I also wanted to eliminate the beveled edge of the Formica countertop. We no longer had them with the butcher block, and a beveled edge simply screams the 1990’s. So we cut the plywood straight, and I filled the gaps with the product on the edges.
This is four coats before sanding the last coat. I think I could have gotten away with three coats, but I got a little heavy-handed with the sanding on coat three and needed to even it out a bit.
The next step was the 511 Impregnator. This is to seal the concrete so you won’t get water stains and food stains. I used three coats (letting them dry well in between applications) that I spread with the sponge applicators.
Once the 511 Impregnator is dry, you will want to seal it with a food-safe product. I choose Safecoat Arcrylacq because I used it before, and it has excellent reviews. I used 4 coats that I very lightly sanded between each coat. I chose the gloss finish for a touch of shine.
That’s all there is to it! A bit tedious, but I LOVE how they turned out!!! I left the edges a bit rough because I like the industrial feel. I caulked where the concrete met the wall. For more after pics head over to https://www.alifeunfolding.com/blog-1/2019/5/28/how-to-diy-a-concrete-bar-top-in-a-weekend
Cso51108026 on Aug 09, 2022
Can I offer a quick suggestion, as a contractor who has done similar projects? DO YOURSELF A FAVOR: rough up the Formica, laminate, or tile countertop edge that will be covered with concrete! Use the lowest grit sandpaper you can find (I like the 3M or generic equivalent of composite grit - #60; you pay a little more for it, but NOT in terms of it, overall, as it lasts SO much longer. Use a palm sander and save your arm!). The concrete (we've used Quikrete, it dries SO much faster!!!) adheres much better to a roughed-up surface and will give you a longer-lasting result, especially in a kitchen which will see a lot of use!!!

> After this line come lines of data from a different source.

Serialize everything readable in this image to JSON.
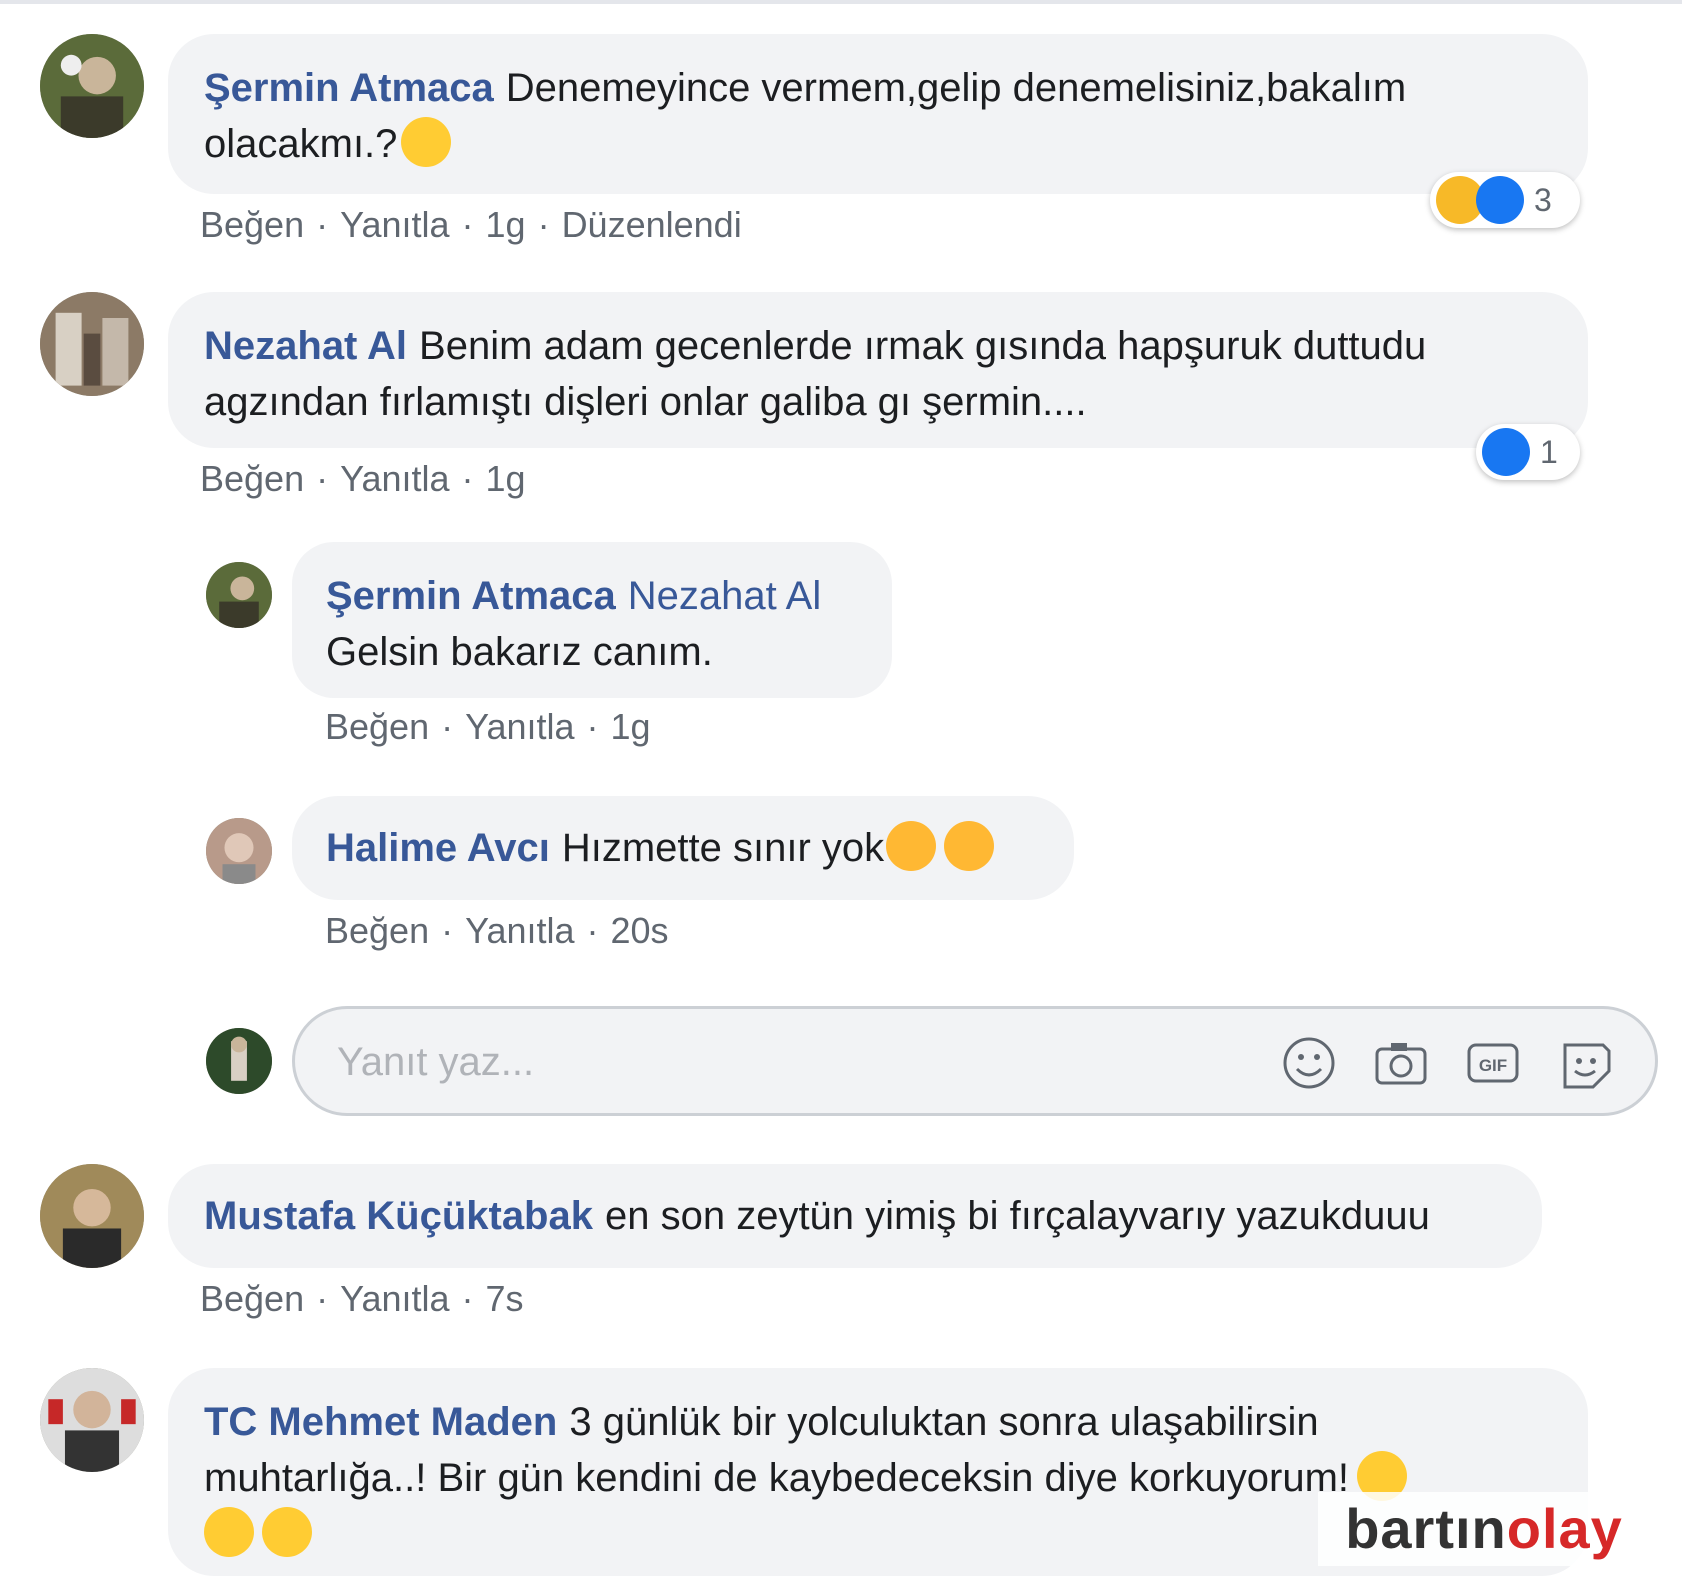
{
  "comments": [
    {
      "author": "Şermin Atmaca",
      "text": "Denemeyince vermem,gelip denemelisiniz,bakalım olacakmı.?",
      "actions": {
        "like": "Beğen",
        "reply": "Yanıtla",
        "time": "1g",
        "edited": "Düzenlendi"
      },
      "reaction_count": "3"
    },
    {
      "author": "Nezahat Al",
      "text": "Benim adam gecenlerde ırmak gısında hapşuruk duttudu agzından fırlamıştı dişleri onlar galiba gı şermin....",
      "actions": {
        "like": "Beğen",
        "reply": "Yanıtla",
        "time": "1g"
      },
      "reaction_count": "1"
    },
    {
      "author": "Mustafa Küçüktabak",
      "text": "en son zeytün yimiş bi fırçalayvarıy yazukduuu",
      "actions": {
        "like": "Beğen",
        "reply": "Yanıtla",
        "time": "7s"
      }
    },
    {
      "author": "TC Mehmet Maden",
      "text": "3 günlük bir yolculuktan sonra ulaşabilirsin muhtarlığa..! Bir gün kendini de kaybedeceksin diye korkuyorum!"
    }
  ],
  "replies": [
    {
      "author": "Şermin Atmaca",
      "tagged": "Nezahat Al",
      "text": "Gelsin bakarız canım.",
      "actions": {
        "like": "Beğen",
        "reply": "Yanıtla",
        "time": "1g"
      }
    },
    {
      "author": "Halime Avcı",
      "text": "Hızmette sınır yok",
      "actions": {
        "like": "Beğen",
        "reply": "Yanıtla",
        "time": "20s"
      }
    }
  ],
  "reply_box": {
    "placeholder": "Yanıt yaz..."
  },
  "watermark": {
    "part1": "bartın",
    "part2": "olay"
  },
  "colors": {
    "author": "#385898",
    "bubble": "#f2f3f5",
    "meta": "#606770",
    "like_blue": "#1877f2"
  }
}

And THANK YOU for making special note of the Impregnantor sealer (trust me, you NEED this - it "impregnates," or absorbs, down deep into the stone's pores to seal from the inside, out...!), and of the Acrylacq!! You cannot do better than those and the more coats, the better!!! You will never regret it and, truly, it really doesn't take any time. "Paint" it on, and go do something else for a few hours. "Paint" on another coat, and go do something else for a few hours.
Yes, there are multiple steps, but none of them are super time-consuming nor difficult (but do be prepared to vacuum up a lot of dust!!! lol). Fabulous post!!!